Indeed.  Thanks for catching this.


 Section 5.5 goes on to say:

     If a receiving agent wishes to reformat flowed quoted lines (joining
     and/or wrapping them) on display or when generating new messages,
     the lines SHOULD be de-quoted, reformatted, and then re-quoted.  To
     de-quote, the number of close angle brackets in the quote indicator
     at the start of each line is counted.  Consecutive lines with the
     same quote depth are considered one paragraph and are reformatted
     together.  To re-quote after reformatting, a quote indicator
     containing the same number of close angle brackets originally
     present are prefixed to each line.

 I think one sentence there is inaccurate: "Consecutive lines with the
 same quote depth are considered one paragraph and are reformatted
 together."  Consecutive lines with the same quote depth could be one
 paragraph or several paragraphs or non-paragraph fixed lines (in which
 case no reformatting is requested) or separator lines.  I think that
 sentence can simply be removed.  Reformatting is covered elsewhere; this
 section is about quoting.

Another good catch.  The sentence is deleted in -04.


 The next two paragraphs are inconsistent with section 5.1:

     On reception, if a change in quote depth occurs on a flowed line,
     this is an improperly formatted message.  The receiver SHOULD handle
     this error by using the 'quote-depth-wins' rule, which is to ignore
     the flowed indicator and treat the line as fixed.  That is, the
     change in quote depth ends the paragraph.

     In other words, whenever two adjacent lines have different quote
     depths, senders MUST ensure that the earlier line is fixed (does
     not end in a space), and receivers SHOULD treat the earlier line as
     fixed regardless of whether it ends with a space.
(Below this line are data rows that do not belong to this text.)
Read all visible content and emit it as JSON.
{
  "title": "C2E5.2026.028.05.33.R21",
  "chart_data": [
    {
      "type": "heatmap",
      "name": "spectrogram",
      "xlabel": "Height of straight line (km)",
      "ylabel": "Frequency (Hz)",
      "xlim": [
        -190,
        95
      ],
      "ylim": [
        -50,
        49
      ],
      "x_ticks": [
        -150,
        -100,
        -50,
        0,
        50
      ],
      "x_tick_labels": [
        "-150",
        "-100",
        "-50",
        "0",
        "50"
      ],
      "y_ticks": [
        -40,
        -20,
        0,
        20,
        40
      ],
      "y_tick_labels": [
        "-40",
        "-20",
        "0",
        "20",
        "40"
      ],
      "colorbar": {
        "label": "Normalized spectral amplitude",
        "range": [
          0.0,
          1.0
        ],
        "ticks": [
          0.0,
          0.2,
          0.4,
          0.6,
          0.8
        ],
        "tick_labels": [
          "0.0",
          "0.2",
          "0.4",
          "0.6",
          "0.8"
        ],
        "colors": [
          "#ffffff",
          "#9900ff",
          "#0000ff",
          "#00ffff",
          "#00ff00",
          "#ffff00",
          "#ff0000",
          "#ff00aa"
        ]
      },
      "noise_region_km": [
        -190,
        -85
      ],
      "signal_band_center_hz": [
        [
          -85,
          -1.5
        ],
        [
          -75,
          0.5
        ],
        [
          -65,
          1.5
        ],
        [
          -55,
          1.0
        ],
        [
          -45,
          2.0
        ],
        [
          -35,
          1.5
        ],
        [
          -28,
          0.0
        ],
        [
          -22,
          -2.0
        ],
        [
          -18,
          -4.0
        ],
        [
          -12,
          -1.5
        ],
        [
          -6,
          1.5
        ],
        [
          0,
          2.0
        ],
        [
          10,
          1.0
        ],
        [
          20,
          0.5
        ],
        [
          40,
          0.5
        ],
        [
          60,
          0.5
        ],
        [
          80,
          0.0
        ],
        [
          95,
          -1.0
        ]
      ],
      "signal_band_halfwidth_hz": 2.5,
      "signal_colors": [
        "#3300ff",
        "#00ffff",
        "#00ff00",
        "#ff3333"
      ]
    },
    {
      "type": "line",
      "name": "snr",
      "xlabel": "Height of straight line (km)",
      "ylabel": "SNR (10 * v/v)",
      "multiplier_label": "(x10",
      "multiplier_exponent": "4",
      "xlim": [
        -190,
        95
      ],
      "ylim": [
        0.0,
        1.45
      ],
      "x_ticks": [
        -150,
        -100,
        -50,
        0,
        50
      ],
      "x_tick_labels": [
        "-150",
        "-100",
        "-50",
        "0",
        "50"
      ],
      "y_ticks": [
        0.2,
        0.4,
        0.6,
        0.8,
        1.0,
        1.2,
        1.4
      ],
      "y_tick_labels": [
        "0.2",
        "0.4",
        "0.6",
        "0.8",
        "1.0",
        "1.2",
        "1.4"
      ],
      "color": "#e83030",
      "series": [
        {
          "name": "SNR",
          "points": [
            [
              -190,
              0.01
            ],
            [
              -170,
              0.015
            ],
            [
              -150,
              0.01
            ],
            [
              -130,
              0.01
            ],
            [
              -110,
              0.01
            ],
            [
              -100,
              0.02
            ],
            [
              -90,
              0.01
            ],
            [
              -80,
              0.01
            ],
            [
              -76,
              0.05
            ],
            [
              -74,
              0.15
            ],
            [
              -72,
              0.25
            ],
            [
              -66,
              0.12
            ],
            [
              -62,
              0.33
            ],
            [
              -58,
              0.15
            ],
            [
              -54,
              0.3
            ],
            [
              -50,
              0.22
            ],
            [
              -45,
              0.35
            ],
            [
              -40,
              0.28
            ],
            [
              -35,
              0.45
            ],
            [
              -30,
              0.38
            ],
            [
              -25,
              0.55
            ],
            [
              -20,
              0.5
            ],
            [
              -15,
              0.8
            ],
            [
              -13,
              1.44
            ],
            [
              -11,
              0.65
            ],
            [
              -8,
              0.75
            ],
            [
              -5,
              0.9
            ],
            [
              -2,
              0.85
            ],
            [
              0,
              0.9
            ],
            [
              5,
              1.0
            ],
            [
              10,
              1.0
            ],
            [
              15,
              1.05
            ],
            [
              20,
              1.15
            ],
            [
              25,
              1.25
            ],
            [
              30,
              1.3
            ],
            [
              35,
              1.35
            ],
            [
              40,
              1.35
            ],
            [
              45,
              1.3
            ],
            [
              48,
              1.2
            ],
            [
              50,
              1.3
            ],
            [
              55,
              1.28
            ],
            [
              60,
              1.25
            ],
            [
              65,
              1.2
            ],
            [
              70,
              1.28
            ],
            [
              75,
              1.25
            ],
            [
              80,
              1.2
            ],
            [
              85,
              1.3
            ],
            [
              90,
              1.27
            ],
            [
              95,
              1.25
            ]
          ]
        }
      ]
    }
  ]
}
 According to section 5.1, the paragraph ends with the flowed line; it is
 possible therefore to have an improperly terminated paragraph consisting
 of a single flowed line, and such a paragraph would be reformatted.  If
 the flowed indicator is ignored and the line is treated as fixed, then
 we have a single fixed line, which is not a paragraph at all and would
 not be reformatted.  Also, it is possible for the line before the change
 in quote depth to be a separator line, which is arguably not fixed (see
 the discussion above).  The inconsistency could be resolved like so:

     ...the 'quote-depth-wins rule', which is to consider the paragraph
     to end with the flowed line immediately preceeding the change in
     quote depth.

     In other words, whenever two adjacent lines have different quote
     depths, senders MUST ensure that the earlier line is not flowed
     (does not end in a space), and receivers finding a flowed line there
     SHOULD treat it as the last line of a paragraph.

I agree; thanks again.


 Here we have more instances of the phrase "change in quote depth".  If
 we keep the current view that unquoted lines have no quote depth and
 quoted lines have non-zero quote depth, then we really ought to be
 saying "change in quote depth, or change from quoted to unquoted, or
 change from unquoted to quoted".  If we adopt the view that all lines
 have a quote depth, which can be zero, then the simple phrase "change in
 quote depth" will mean what we want it to mean.

I think "change in quote depth" can include a changing between quoted and unquoted. Even though I have retained the ABNF distinction between quoted and unquoted, I don't think the text has to be too rigid about it.

--
Randall Gellens
Opinions are personal;    facts are suspect;    I speak for myself only
-------------- Randomly-selected tag: ---------------
Nothing astonishes men so much as common sense and plain dealing.
                                          --Ralph Waldo Emerson.